Decided: June 1, 1965.


For affirmance -- Chief Justice Weintraub, and Justices Jacobs, Francis, Proctor, Hall, Schettino and Haneman. For reversal -- None. The opinion of the court was delivered by Hall, J. Proctor, J. (concurring).


Charles Henry Close, the employee involved in these workmen's compensation proceedings, was a welder, who, while working for Kordulak Bros. on a construction job in Bayonne, New Jersey, on September 9, 1959, suffered a heart attack. The nature of the attack was a coronary occlusion which resulted in a myocardial infarction. It has been conceded throughout that the incident constituted a compensable injury. He never returned to his trade and died from heart failure on August 3, 1961. During his lifetime he filed a petition seeking temporary and permanent disability compensation and after his death his widow commenced the second of the actions before us asking for the award of dependency benefits. The cases were consolidated for trial.

The fundamental issue, under the principles and guidelines laid down in Dwyer v. Ford Motor Co., 36 N.J. 487, 491-495 (1962), and Schiffres v. Kittatinny Lodge, Inc., 39 N.J. 139 (1963), was whether the death was causally related to the

accident or resulted rather from the mere natural progression of underlying arteriosclerotic heart disease. Judge of Compensation Stahl held causal relationship was sufficiently established, finding "that the petitioner's decedent died as a result of the injury and initial damage to his heart and the subsequent downgrade of health which continued unabatedly until the time of his death * * *." The County Court came to the same conclusion on appeal after de novo consideration of the record in the Division of Workmen's Compensation.
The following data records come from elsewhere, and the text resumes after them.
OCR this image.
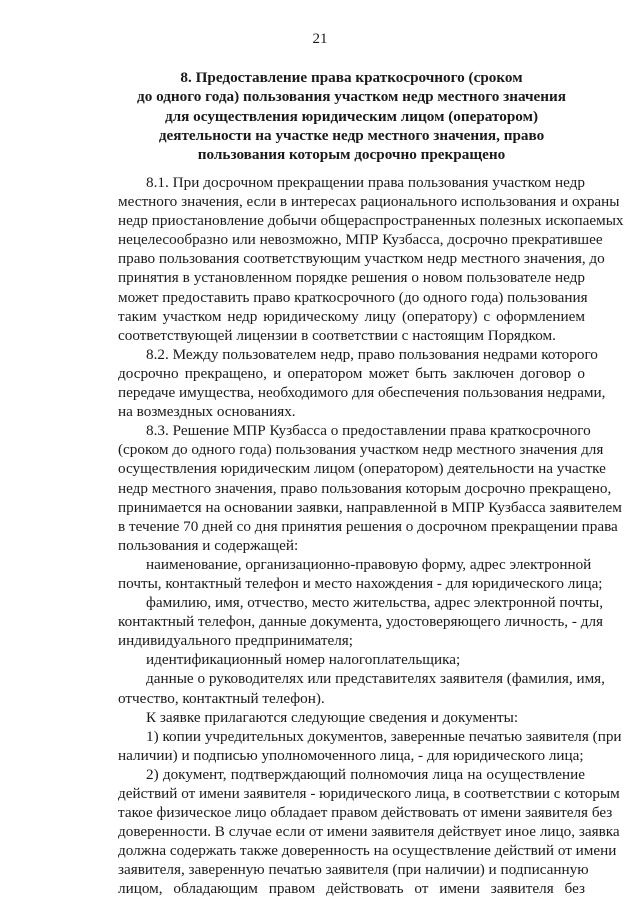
21
8. Предоставление права краткосрочного (сроком
до одного года) пользования участком недр местного значения
для осуществления юридическим лицом (оператором)
деятельности на участке недр местного значения, право
пользования которым досрочно прекращено

8.1. При досрочном прекращении права пользования участком недр
местного значения, если в интересах рационального использования и охраны
недр приостановление добычи общераспространенных полезных ископаемых
нецелесообразно или невозможно, МПР Кузбасса, досрочно прекратившее
право пользования соответствующим участком недр местного значения, до
принятия в установленном порядке решения о новом пользователе недр
может предоставить право краткосрочного (до одного года) пользования
таким участком недр юридическому лицу (оператору) с оформлением
соответствующей лицензии в соответствии с настоящим Порядком.

8.2. Между пользователем недр, право пользования недрами которого
досрочно прекращено, и оператором может быть заключен договор о
передаче имущества, необходимого для обеспечения пользования недрами,
на возмездных основаниях.

8.3. Решение МПР Кузбасса о предоставлении права краткосрочного
(сроком до одного года) пользования участком недр местного значения для
осуществления юридическим лицом (оператором) деятельности на участке
недр местного значения, право пользования которым досрочно прекращено,
принимается на основании заявки, направленной в МПР Кузбасса заявителем
в течение 70 дней со дня принятия решения о досрочном прекращении права
пользования и содержащей:

наименование, организационно-правовую форму, адрес электронной
почты, контактный телефон и место нахождения - для юридического лица;

фамилию, имя, отчество, место жительства, адрес электронной почты,
контактный телефон, данные документа, удостоверяющего личность, - для
индивидуального предпринимателя;

идентификационный номер налогоплательщика;

данные о руководителях или представителях заявителя (фамилия, имя,
отчество, контактный телефон).

К заявке прилагаются следующие сведения и документы:

1) копии учредительных документов, заверенные печатью заявителя (при
наличии) и подписью уполномоченного лица, - для юридического лица;

2) документ, подтверждающий полномочия лица на осуществление
действий от имени заявителя - юридического лица, в соответствии с которым
такое физическое лицо обладает правом действовать от имени заявителя без
доверенности. В случае если от имени заявителя действует иное лицо, заявка
должна содержать также доверенность на осуществление действий от имени
заявителя, заверенную печатью заявителя (при наличии) и подписанную
лицом, обладающим правом действовать от имени заявителя без
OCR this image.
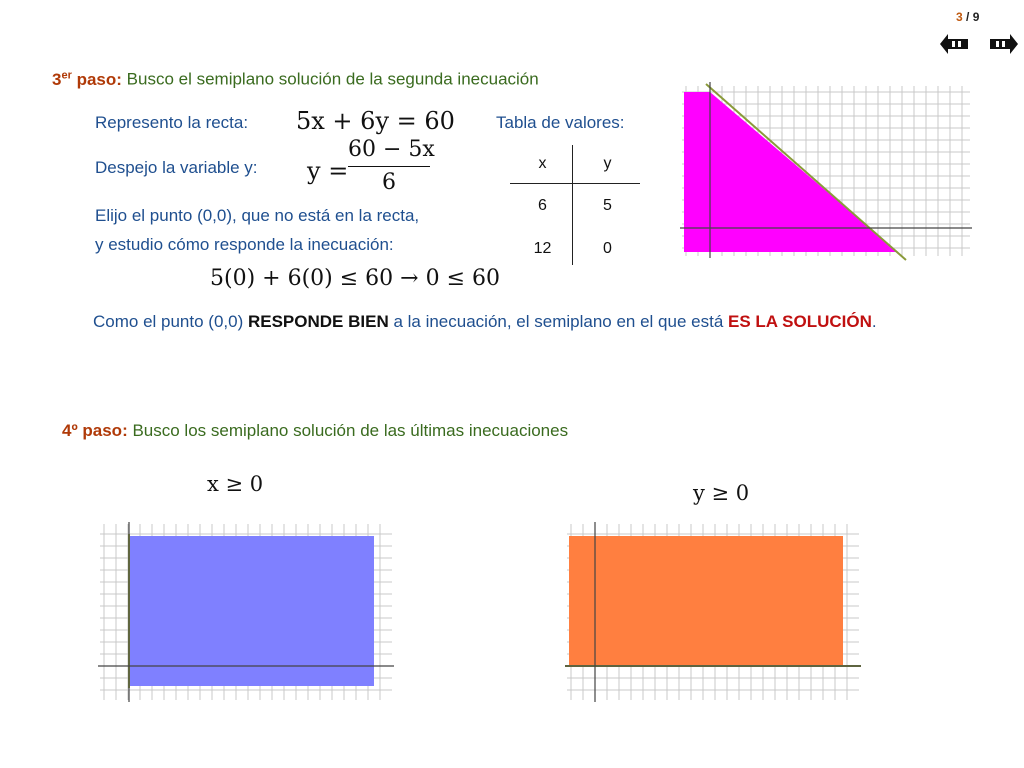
3 / 9
3er paso: Busco el semiplano solución de la segunda inecuación
Represento la recta: 5x + 6y = 60
Despejo la variable y: y =
60 − 5x
6
Elijo el punto (0,0), que no está en la recta,
y estudio cómo responde la inecuación:
5(0) + 6(0) ≤ 60 → 0 ≤ 60
Tabla de valores:
x	y
6	5
12	0
Como el punto (0,0) RESPONDE BIEN a la inecuación, el semiplano en el que está ES LA SOLUCIÓN.
4º paso: Busco los semiplano solución de las últimas inecuaciones
x ≥ 0	y ≥ 0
N.J.S.A. 34:15-66; R.R. 1:2-12(a), 5:2-5(d). The award was for temporary disability compensation from the date of the accident to the date of death (less a period of six weeks during March and April 1960 when Mr. Close was permitted by his physician to engage in the light work of soldering lamp parts sitting at a bench) plus death benefits for his dependents thereafter pursuant to N.J.S.A. 34:15-13. The employer appealed to the Appellate Division. Contending that the requisite causal relationship had not been established, it urged, of course, that dependency benefits were erroneously awarded. In line with this thesis, it took the position that the permanent disability properly attributable to the accidental injury was only partial (its proofs estimated such at 25% of total) and that temporary disability compensation should not extend beyond the date within his lifetime when the condition resulting therefrom had become static.

A second question in the case was the number of dependents entitled to share in death benefits, assuming the propriety of an award for that aspect. When the coronary incident occurred in September 1959, the employee had a wife and five children. A sixth child, conceived after that event, was born a little more than two months before his death. The widow and all six of the children were actually a part of his household at the time of death and each child was then under 18 years of age. Both the Division and the County Court held that the child born after the accident was not entitled to dependency benefits because they considered that prior judicial interpretations of the pertinent statutory section,

N.J.S.A. 34:15-13(g), required as matter of law that dependency based on relationship be determined as of the date of the original accident rather than at the time of death. The widow cross-appealed from this denial of benefits to the afterborn child.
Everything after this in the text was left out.